SLAIN hitman Hamad Assaad is behind the attempted murders of some of Sydney’s most feared criminals and their relatives.
In the past two years, the 29-year-old, who went by the underwood name of “H”, is believed to have shot and wounded convicted killer Michael Ibrahim and the aunt of one of Australia’s most feared criminals, Bassam Hamzy.
He is also suspected of shooting at Sydney man-about-town Pasquale Barbaro, 35, whose grandfather and cousin were both murdered in gangland hit.
It is believed Assaad also ripped off a big Asian drug syndicate of 36kg of methamphetamine in recent weeks. The street value of the ice was about $350,000.
The ruse involved buying a taste of the gang’s drugs only to return a stash with a secret tracking device under the guise that they were “no good”.
And he was responsible for swindling a Sydney brothel owner of 20kg of cocaine in February.
Assaad, who was gunned down in a hail of bullets outside his Georges Hall home on Tuesday, also remains the main suspect in the brazen execution of crime kingpin Walid “Wally” Ahmad in April.
Insiders last night told The Daily Telegraph that the killers behind the Ahmad hit were angry at Assaad’s “arrogance” over the job and wanted to silence him.
They joined a long list of people who wanted him dead.
Assaad is named in police intelligence reports as a suspect in the shootings, as well being implicated in large drug thefts from major drug syndicates.
The shootings all had a similar modus operandi — the shooter clad in black, face covered, with a high-powered getaway car with waiting driver to speed away. The shooter mostly jumped from the back seat, and left the scene the same way. And the car was dumped and torched hours later.
Insiders claim the hitman thought the killing business had become “too easy”. So, he had stepped up his money earning by ripping off major drug syndicates.
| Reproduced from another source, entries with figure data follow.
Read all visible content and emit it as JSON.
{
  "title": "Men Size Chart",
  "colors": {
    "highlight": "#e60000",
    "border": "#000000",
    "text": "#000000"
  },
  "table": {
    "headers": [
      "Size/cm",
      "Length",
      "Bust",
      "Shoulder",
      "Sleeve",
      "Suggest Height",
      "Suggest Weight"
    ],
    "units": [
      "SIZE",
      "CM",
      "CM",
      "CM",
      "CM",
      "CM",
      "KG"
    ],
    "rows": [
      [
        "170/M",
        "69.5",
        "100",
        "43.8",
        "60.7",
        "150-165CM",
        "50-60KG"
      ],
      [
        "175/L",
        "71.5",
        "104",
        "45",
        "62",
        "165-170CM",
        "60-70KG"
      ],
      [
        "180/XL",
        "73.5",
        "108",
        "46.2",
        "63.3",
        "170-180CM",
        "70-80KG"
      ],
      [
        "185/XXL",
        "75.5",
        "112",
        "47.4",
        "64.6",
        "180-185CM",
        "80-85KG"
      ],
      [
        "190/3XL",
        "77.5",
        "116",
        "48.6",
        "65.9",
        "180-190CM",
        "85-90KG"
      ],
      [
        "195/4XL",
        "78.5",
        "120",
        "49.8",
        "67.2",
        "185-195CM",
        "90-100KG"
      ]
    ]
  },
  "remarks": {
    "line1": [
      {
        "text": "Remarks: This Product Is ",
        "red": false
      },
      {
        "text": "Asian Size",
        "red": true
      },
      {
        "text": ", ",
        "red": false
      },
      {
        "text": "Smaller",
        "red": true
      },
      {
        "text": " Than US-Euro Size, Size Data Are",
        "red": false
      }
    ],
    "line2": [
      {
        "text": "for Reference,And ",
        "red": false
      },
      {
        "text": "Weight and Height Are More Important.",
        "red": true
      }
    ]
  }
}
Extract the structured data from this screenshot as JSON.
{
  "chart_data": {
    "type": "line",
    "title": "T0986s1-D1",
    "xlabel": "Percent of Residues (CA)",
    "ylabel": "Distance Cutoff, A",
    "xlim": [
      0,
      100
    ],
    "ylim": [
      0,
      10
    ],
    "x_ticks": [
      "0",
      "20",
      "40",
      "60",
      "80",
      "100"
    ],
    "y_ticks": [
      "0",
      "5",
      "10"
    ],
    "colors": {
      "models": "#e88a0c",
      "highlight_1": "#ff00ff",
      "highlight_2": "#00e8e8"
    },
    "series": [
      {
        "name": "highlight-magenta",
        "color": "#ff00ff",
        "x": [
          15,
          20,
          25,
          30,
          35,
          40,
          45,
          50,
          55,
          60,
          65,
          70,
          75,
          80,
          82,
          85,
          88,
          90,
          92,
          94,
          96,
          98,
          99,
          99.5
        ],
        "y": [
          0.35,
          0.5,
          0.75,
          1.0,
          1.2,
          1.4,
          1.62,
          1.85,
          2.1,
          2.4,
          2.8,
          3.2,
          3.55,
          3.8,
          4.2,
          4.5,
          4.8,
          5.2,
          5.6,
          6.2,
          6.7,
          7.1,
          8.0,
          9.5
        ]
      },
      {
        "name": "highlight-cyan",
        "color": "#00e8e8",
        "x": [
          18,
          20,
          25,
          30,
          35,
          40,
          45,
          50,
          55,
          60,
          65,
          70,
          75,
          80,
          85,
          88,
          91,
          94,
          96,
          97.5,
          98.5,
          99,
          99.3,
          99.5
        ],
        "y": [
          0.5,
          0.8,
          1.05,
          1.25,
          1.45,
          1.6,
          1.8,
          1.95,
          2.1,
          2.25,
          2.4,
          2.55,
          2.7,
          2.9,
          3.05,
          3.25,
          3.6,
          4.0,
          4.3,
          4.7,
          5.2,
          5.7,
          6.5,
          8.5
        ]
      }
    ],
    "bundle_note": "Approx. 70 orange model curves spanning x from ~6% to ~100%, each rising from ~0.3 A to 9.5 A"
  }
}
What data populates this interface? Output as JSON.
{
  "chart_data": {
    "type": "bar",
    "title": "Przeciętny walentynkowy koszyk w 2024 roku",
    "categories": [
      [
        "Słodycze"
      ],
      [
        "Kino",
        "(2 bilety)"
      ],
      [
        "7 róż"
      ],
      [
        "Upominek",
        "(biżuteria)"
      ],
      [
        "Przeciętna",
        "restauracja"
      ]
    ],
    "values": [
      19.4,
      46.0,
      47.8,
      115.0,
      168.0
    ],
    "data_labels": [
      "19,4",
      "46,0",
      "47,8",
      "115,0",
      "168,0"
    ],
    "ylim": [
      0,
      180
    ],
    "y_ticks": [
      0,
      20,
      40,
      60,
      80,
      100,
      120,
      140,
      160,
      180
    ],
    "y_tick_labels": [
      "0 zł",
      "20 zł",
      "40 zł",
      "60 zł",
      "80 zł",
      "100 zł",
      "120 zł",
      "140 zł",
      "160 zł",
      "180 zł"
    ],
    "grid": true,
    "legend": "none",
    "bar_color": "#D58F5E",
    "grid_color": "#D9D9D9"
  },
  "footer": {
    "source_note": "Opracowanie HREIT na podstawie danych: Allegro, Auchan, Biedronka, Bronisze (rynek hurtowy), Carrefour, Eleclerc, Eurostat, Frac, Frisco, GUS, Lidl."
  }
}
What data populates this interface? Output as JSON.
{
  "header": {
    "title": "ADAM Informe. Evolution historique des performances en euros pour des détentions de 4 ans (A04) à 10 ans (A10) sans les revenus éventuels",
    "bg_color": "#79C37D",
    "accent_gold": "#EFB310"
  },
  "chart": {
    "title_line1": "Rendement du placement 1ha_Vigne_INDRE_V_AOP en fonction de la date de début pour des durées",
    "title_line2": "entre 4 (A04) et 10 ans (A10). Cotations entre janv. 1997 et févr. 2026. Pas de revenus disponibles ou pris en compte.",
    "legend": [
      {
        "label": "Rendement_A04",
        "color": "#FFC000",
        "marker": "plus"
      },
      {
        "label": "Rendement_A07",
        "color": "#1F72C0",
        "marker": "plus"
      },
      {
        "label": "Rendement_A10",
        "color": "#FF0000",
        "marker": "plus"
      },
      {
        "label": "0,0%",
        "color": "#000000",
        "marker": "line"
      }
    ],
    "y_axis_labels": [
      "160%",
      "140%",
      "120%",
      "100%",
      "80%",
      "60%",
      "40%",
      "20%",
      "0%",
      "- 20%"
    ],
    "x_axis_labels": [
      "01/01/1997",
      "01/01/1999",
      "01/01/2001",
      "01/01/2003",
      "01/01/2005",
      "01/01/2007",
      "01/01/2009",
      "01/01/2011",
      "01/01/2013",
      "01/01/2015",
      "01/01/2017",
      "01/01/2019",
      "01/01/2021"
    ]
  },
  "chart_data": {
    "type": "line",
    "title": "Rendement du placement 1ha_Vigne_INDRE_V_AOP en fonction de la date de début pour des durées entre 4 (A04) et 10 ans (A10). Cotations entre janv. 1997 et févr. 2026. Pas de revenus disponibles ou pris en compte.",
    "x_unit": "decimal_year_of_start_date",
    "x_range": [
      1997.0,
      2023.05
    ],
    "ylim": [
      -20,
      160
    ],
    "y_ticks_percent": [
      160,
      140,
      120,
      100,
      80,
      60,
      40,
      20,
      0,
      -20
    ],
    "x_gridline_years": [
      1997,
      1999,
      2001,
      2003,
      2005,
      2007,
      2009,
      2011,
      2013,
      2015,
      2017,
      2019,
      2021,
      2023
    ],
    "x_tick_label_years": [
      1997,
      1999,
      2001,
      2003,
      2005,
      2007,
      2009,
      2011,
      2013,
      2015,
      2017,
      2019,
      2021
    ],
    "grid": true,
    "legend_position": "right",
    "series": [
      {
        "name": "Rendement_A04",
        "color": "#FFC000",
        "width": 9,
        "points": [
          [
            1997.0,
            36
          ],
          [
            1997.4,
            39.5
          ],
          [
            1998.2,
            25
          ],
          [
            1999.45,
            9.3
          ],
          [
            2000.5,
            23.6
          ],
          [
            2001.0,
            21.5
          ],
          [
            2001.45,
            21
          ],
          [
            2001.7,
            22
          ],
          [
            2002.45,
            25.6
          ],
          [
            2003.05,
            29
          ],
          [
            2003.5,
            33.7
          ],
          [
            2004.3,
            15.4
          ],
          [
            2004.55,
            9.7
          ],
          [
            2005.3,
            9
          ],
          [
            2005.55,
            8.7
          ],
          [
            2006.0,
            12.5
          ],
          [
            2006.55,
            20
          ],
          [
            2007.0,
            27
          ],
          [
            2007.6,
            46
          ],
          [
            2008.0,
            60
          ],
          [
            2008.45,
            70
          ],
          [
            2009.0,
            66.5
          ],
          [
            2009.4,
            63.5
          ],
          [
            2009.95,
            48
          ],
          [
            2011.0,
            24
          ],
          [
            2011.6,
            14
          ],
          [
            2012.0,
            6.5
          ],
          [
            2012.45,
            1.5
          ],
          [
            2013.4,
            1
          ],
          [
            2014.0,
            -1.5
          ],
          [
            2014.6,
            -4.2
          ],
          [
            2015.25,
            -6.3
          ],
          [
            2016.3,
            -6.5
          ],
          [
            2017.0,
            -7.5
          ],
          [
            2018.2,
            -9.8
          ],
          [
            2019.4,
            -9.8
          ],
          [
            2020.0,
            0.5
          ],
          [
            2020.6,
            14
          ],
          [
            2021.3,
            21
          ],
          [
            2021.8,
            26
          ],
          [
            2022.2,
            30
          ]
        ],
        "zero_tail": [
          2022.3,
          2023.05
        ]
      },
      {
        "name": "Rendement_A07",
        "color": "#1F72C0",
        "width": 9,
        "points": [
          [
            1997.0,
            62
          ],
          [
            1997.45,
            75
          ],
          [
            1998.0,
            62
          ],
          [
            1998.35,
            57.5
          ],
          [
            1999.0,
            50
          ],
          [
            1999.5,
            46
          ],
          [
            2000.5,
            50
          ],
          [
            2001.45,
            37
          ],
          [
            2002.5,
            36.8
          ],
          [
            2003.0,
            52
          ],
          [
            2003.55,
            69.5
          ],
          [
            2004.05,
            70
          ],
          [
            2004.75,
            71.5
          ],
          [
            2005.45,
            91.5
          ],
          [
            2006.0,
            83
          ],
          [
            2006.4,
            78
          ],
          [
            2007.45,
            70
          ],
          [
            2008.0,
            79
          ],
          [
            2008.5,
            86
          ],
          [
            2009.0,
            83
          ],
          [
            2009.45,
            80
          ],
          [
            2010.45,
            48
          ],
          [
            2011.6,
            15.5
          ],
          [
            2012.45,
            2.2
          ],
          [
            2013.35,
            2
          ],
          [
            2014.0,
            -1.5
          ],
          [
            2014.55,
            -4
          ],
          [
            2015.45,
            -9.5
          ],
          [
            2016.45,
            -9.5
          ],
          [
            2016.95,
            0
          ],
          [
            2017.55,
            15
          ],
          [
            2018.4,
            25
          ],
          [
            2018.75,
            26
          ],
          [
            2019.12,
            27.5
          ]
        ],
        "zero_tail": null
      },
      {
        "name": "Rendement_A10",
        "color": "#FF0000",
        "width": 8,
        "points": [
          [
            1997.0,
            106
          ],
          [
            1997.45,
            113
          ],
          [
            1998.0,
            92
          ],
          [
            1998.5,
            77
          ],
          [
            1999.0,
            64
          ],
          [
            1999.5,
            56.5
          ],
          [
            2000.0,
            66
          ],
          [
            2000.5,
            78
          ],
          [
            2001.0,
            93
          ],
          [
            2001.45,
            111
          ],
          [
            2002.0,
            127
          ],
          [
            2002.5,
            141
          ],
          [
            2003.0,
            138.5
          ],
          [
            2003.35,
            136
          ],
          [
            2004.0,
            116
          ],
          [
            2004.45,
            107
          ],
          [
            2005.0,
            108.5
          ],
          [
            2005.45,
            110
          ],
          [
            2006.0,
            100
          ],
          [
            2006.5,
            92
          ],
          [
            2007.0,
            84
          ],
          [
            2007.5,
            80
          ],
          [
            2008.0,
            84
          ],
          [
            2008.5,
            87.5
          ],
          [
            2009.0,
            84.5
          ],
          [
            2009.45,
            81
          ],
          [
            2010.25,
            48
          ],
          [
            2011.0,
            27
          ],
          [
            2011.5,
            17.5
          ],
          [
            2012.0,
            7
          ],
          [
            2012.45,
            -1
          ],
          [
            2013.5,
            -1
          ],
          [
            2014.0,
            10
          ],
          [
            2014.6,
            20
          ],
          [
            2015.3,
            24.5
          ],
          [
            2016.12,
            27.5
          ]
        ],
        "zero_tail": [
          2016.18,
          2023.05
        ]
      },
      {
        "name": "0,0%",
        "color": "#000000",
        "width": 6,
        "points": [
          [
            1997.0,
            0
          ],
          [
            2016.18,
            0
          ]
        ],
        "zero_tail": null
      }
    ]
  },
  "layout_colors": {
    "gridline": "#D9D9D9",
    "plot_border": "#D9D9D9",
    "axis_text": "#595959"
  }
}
He thought he was untouchable.
Assaad lived with his mother in Georges Hall. The house was fortified with high-definition CCTV cameras. But “H” had several city apartments too.
He didn’t care that there was a $250,000 bounty on his head for the attempted murder of Ibrahim outside his luxurious Macquarie St apartment last year.
And Assaad was not bothered that underworld figures believed he was linked to the attempted murder of Maha Hamze, the 45-year-old aunt of Bassam Hamzy, a Supermax inmate and founder of notorious street gang Brothers 4 Life.
Assaad was acquitted of the 2010 shooting murder of Mohammad Alahmad, who was shot while getting into his BMW outside his Granville home in 2008.